Reklama

Matusiak: Wszyscy chcą jeździć Ferrari, tylko na benzynę brakuje

redakcja

Autor:redakcja

23 sierpnia 2014, 14:59 • 5 min czytania 0 komentarzy

Tak jak obiecałem jakiś czas temu, nie piszę już czwartkowych felietonów. Wspomniałem, że jeśli wydarzy się coś ciekawego, odezwę się. No więc jestem. Nie potrafię bowiem siedzieć cicho, kiedy widzę kolejne absurdy na naszym rodzimym podwórku.

Matusiak: Wszyscy chcą jeździć Ferrari, tylko na benzynę brakuje

Kilka dni temu zadzwonił do mnie kumpel, piłkarz Górnika. Pożalił się, że nie dostają tam już pensji od pół roku. Do tego jeszcze nie płacą im pieniędzy z porozumień, które podpisali, aby klub mógł otrzymać licencję. Właściwie chodzi chyba o pieniądze z porozumień od porozumień. Czyli zaległości pewnie sprzed jakiegoś roku.

Słyszymy, że zasłużony klub ze Śląska ma 40 milionów długu. Zapewne zobowiązanie to powstawało przez długi czas.

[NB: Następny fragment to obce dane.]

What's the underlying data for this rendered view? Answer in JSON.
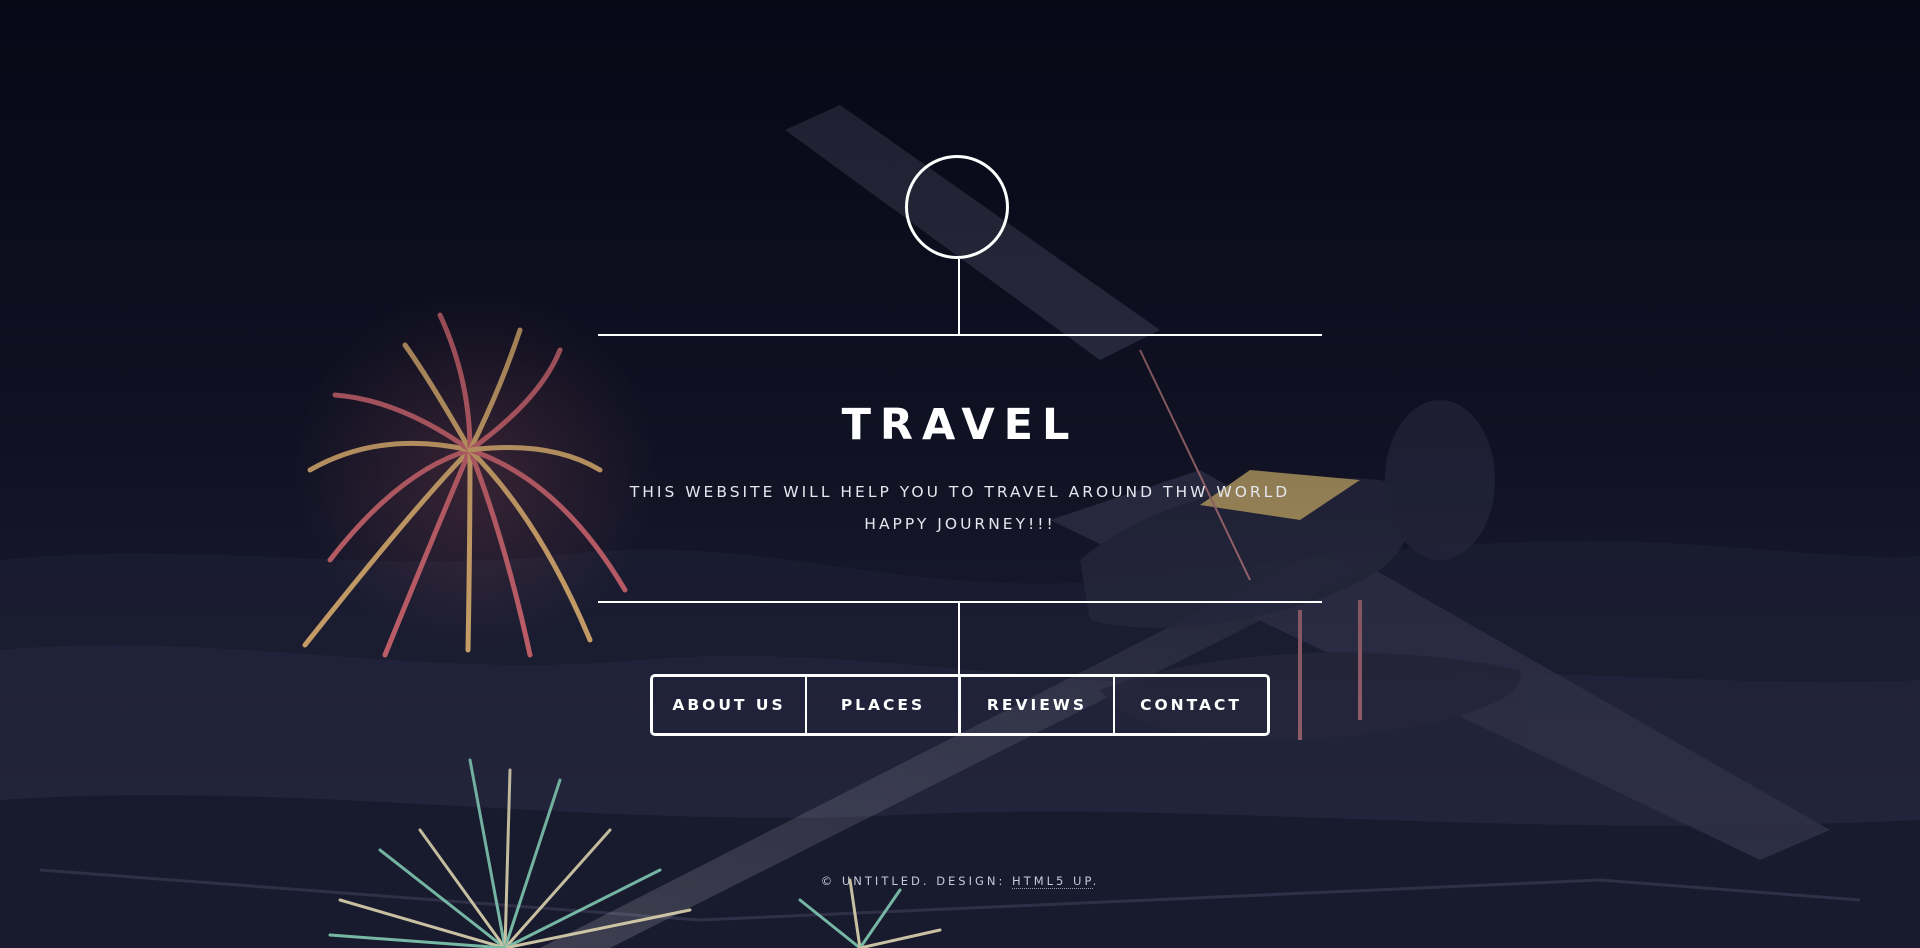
{
  "hero": {
    "title": "TRAVEL",
    "subtitle_line1": "THIS WEBSITE WILL HELP YOU TO TRAVEL AROUND THW WORLD",
    "subtitle_line2": "HAPPY JOURNEY!!!"
  },
  "nav": {
    "items": [
      {
        "label": "ABOUT US"
      },
      {
        "label": "PLACES"
      },
      {
        "label": "REVIEWS"
      },
      {
        "label": "CONTACT"
      }
    ]
  },
  "footer": {
    "prefix": "© UNTITLED. DESIGN: ",
    "link_label": "HTML5 UP",
    "suffix": "."
  },
  "colors": {
    "background": "#0d0f1d",
    "text": "#ffffff",
    "firework_warm": "#f6c27a",
    "firework_pink": "#e8727a",
    "firework_teal": "#8fe0c4"
  }
}
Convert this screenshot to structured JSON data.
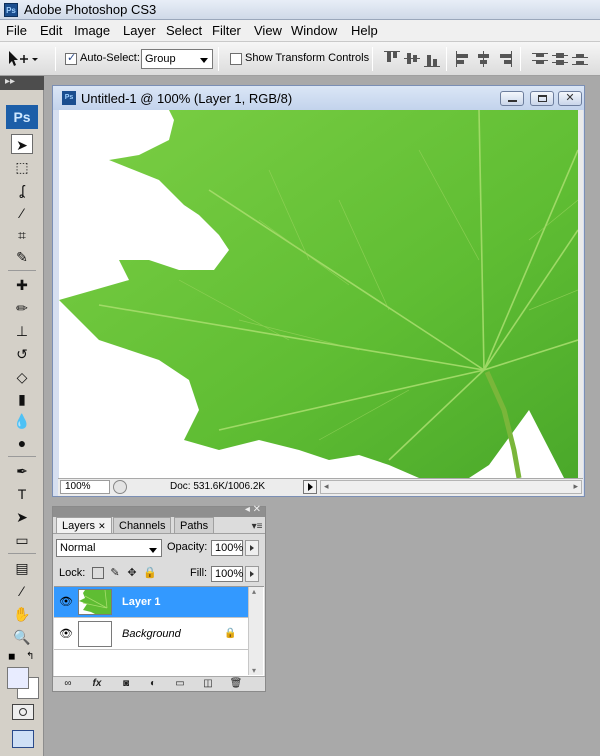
{
  "app": {
    "title": "Adobe Photoshop CS3",
    "icon": "photoshop-icon"
  },
  "menu": [
    "File",
    "Edit",
    "Image",
    "Layer",
    "Select",
    "Filter",
    "View",
    "Window",
    "Help"
  ],
  "options": {
    "auto_select_label": "Auto-Select:",
    "auto_select_checked": true,
    "auto_select_value": "Group",
    "show_transform_label": "Show Transform Controls",
    "show_transform_checked": false
  },
  "toolbox": {
    "logo": "Ps"
  },
  "document": {
    "title": "Untitled-1 @ 100% (Layer 1, RGB/8)",
    "zoom": "100%",
    "doc_info": "Doc: 531.6K/1006.2K"
  },
  "layers_panel": {
    "tabs": [
      "Layers",
      "Channels",
      "Paths"
    ],
    "active_tab": "Layers",
    "blend_mode": "Normal",
    "opacity_label": "Opacity:",
    "opacity": "100%",
    "lock_label": "Lock:",
    "fill_label": "Fill:",
    "fill": "100%",
    "layers": [
      {
        "name": "Layer 1",
        "selected": true,
        "visible": true
      },
      {
        "name": "Background",
        "selected": false,
        "visible": true,
        "locked": true
      }
    ]
  },
  "colors": {
    "selected_layer": "#3399ff",
    "leaf_green": "#5cbf35",
    "leaf_vein": "#a6dd6c",
    "workspace": "#a9a9a9"
  }
}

Czyli nie przez miesiąc, rundę, sezon, czy rok. Dłużej. Co ciekawe ów kolega, kontrakt podpisał nie tak dawno temu. Mówił mi wtedy: „Podpisałem kontrakt życia”. Uwierzcie mi, kasa bardzo, bardzo przyzwoita. Kolega, mimo iż zawodnikiem jest bardzo dobrym, ma już swoje lata. Zagrałby za połowę tej sumy. Ok, ma dobrego agenta. Rolą menedżera jest wyrwać jak najwięcej dla klienta. Tego agenta znam i wiem, że to potrafi. Ale z drugiej strony jest przecież przedstawiciel klubu. Ktoś kto ma zadbać o interes klubu właśnie. To ja pytam, kto wtedy dbał o te interesy Górnika. Gdybym miał być delikatny, powiedziałbym, że gość, który nie umie liczyć. A, że nie jestem, powiem, że jakiś zwykły idiota.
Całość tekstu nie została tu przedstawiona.